別府市火災29件、今年急増 昨年の8割、注意喚起強化 [大分県]

 今年に入って、別府市内の火災が急増している。14日現在で29件発生し、2016年一年間の8割に達した。死者も3人で既に昨年を上回った。同市消防本部は「今後も機会あるたびに火災予防を呼び掛ける」と市民への注意喚起を強化する方針だ。

 同本部によると、17年の火災件数(建物、林野、車両など)は1月10件、2月5件、3月5件、4月5件。5月もすでに4件発生。16年は36件、死者1人だった。過去10年間は年30~40件で推移。しかし今年は最も多かった07年(50件)を上回るペースで増加。県内でも1~3月(速報値)は174件発生し、16年同期より59件増えている。

 今年の市の特徴として、コンセントが出火元になった建物火災が目立つ。周辺にほこりがたまっていたり、1、2月の乾燥期に暖房器具の熱源を高くして利用し、熱を持ちやすい状態だったりしたことが原因ではないかという。

 市内では2月、楠町で7棟が焼け、3人が死亡。

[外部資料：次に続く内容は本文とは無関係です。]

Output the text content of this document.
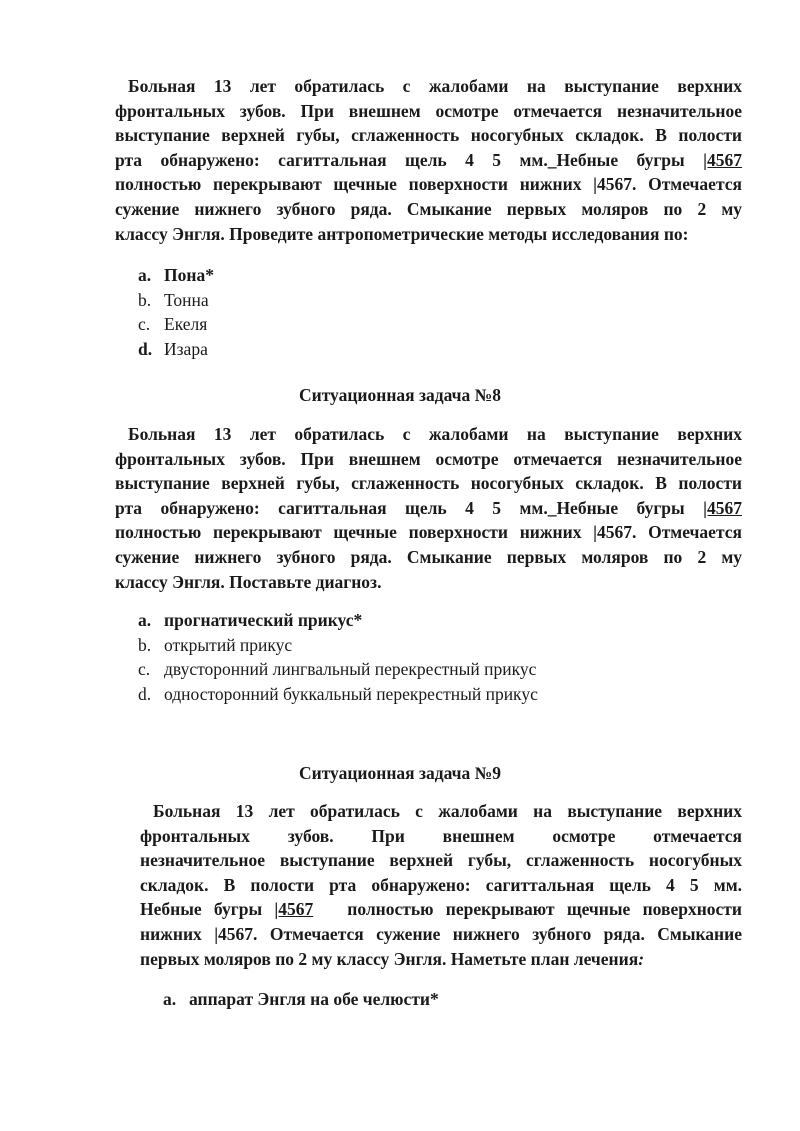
Больная 13 лет обратилась с жалобами на выступание верхних
фронтальных зубов. При внешнем осмотре отмечается незначительное
выступание верхней губы, сглаженность носогубных складок. В полости
рта обнаружено: сагиттальная щель 4 5 мм._Небные бугры |4567
полностью перекрывают щечные поверхности нижних |4567. Отмечается
сужение нижнего зубного ряда. Смыкание первых моляров по 2 му
классу Энгля. Проведите антропометрические методы исследования по:
a. Пона*
b. Тонна
c. Екеля
d. Изара
Ситуационная задача №8
Больная 13 лет обратилась с жалобами на выступание верхних
фронтальных зубов. При внешнем осмотре отмечается незначительное
выступание верхней губы, сглаженность носогубных складок. В полости
рта обнаружено: сагиттальная щель 4 5 мм._Небные бугры |4567
полностью перекрывают щечные поверхности нижних |4567. Отмечается
сужение нижнего зубного ряда. Смыкание первых моляров по 2 му
классу Энгля. Поставьте диагноз.
a. прогнатический прикус*
b. открытий прикус
c. двусторонний лингвальный перекрестный прикус
d. односторонний буккальный перекрестный прикус
Ситуационная задача №9
Больная 13 лет обратилась с жалобами на выступание верхних
фронтальных зубов. При внешнем осмотре отмечается
незначительное выступание верхней губы, сглаженность носогубных
складок. В полости рта обнаружено: сагиттальная щель 4 5 мм.
Небные бугры |4567 полностью перекрывают щечные поверхности
нижних |4567. Отмечается сужение нижнего зубного ряда. Смыкание
первых моляров по 2 му классу Энгля. Наметьте план лечения:
a. аппарат Энгля на обе челюсти*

4月23日にはライブハウス「ヒットパレードクラブ」が入居した元町の光ビルで火災が起きた。クラブが入る光ビル(4階建て)1~3階の計850平方メートルが焼失。別府の歓楽街を代表するナイトスポットだっただけに、多くのファンから早期再開を望む声が相次いだ。

 火災が多いのは市内は1~3月、全国的には4月ごろまでとされる。同市消防本部警防課の須崎良一課長は「コンセントやこんろ周辺に注意をすることや、消防法で設置が義務化されている住宅用火災警報機の設置など、まず市民一人一人ができることから呼び掛けていきたい」と話している。